If you have your file names in strings, you can create the command as a string and use the SYSTEM command instead of the ! operator. For example:
a = 'file1.txt';
b = 'file2.txt';
system(['for %f in ("' b '") do type "%f" >> "' a '"']);
Option 2:
One MATLAB only solution, in addition to Amro's, is:
dlmwrite('file.txt',['first line' 13 10 fileread('file.txt')],'delimiter','');
This uses FILEREAD to read the text file contents into a string, concatenates the new line you want to add (along with the ASCII codes for a carriage return and a line feed/new line), then overwrites the original file using DLMWRITE.
I get the feeling Option #1 might perform faster than this pure MATLAB solution for huge text files, but I don't know that for sure. ;)
How about using the frewind(fid) function to take the pointer to the beginning of the file?
I had a similar requirement and tried frewind() followed by the necessary fprintf() statement.
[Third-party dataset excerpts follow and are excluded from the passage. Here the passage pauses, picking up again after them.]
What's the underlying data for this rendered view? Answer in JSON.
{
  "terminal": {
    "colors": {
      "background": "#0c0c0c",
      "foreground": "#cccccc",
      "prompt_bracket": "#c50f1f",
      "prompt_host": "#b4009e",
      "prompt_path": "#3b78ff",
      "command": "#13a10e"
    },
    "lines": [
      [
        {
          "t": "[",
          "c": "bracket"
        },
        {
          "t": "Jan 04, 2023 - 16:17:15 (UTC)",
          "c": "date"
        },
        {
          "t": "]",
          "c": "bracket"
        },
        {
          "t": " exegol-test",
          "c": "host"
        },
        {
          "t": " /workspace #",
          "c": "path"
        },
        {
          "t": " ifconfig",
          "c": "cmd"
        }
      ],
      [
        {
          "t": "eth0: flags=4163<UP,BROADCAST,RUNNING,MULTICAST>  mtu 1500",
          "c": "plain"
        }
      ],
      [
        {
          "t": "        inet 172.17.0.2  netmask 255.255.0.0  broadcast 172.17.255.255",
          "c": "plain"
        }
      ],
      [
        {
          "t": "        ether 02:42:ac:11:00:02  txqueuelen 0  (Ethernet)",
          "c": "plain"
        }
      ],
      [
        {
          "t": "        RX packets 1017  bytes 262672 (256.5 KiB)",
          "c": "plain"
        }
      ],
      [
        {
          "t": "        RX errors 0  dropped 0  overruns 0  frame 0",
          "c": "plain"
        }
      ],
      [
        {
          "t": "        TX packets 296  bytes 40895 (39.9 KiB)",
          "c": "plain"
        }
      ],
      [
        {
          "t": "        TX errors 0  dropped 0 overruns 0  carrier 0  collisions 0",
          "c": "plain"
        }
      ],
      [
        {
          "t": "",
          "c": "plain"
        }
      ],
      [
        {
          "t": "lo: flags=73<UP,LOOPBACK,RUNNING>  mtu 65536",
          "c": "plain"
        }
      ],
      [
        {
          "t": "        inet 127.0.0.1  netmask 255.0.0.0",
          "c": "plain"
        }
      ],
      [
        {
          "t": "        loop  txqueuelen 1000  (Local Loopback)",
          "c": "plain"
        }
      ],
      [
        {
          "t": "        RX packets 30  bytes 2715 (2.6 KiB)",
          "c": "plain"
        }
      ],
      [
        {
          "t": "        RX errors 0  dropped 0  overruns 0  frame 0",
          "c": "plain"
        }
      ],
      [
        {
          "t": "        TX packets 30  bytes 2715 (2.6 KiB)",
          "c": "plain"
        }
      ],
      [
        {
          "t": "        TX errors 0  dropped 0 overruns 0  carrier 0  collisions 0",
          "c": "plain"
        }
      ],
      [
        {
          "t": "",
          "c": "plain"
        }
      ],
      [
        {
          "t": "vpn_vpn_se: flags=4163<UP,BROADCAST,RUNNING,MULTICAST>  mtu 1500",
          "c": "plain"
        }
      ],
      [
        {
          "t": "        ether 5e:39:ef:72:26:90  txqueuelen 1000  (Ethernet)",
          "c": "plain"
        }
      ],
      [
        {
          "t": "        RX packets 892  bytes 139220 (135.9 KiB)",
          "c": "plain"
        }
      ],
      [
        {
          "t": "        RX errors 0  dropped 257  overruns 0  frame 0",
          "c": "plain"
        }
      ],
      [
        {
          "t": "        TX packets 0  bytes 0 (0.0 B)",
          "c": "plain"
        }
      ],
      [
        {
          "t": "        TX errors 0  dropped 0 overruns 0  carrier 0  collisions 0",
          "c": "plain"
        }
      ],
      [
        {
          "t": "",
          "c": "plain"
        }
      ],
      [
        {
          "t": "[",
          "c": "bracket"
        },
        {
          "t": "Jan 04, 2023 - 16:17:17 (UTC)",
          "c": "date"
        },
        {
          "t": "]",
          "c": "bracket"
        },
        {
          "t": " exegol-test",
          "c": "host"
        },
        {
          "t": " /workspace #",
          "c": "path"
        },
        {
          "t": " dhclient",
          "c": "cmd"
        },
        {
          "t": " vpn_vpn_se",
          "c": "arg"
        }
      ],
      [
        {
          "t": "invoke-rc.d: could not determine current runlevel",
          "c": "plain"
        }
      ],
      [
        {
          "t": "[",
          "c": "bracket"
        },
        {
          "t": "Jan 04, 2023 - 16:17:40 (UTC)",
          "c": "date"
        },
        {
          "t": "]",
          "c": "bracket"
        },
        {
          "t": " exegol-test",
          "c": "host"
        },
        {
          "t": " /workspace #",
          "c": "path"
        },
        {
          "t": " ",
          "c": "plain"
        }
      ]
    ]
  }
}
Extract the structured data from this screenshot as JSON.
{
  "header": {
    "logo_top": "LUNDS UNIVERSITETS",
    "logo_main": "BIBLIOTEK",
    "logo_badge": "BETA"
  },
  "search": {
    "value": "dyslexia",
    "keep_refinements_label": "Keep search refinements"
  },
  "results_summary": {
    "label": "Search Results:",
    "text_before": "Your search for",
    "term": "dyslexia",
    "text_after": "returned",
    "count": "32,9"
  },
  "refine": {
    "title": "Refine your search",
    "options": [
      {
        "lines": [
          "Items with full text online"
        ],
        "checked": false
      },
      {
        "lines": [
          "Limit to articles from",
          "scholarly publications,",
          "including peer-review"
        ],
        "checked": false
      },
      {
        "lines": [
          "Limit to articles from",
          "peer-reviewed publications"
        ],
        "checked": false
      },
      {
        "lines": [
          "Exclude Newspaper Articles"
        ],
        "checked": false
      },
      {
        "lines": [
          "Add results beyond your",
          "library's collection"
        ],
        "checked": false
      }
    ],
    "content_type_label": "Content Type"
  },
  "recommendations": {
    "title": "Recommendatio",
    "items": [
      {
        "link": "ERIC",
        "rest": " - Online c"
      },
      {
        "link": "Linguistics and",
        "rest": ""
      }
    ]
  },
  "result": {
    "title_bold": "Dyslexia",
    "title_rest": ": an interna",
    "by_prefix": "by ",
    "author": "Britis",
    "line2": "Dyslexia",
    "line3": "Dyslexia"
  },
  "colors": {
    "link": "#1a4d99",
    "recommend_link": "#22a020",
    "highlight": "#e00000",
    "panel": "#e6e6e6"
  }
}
But, warning: It will overwrite on whichever is the 1st line. Since in my case, I was the one writing the file, I put a dummy data at the starting of the file and then at the end, let that be overwritten after the operations specified above.
BTW, even I am facing one problem with this solution, that, depending on the length(/size) of the dummy data and actual data, the program either leaves part of the dummy data on the same line, or bring my new data to the 2nd line..
Any tip in this regards is highly appreciated.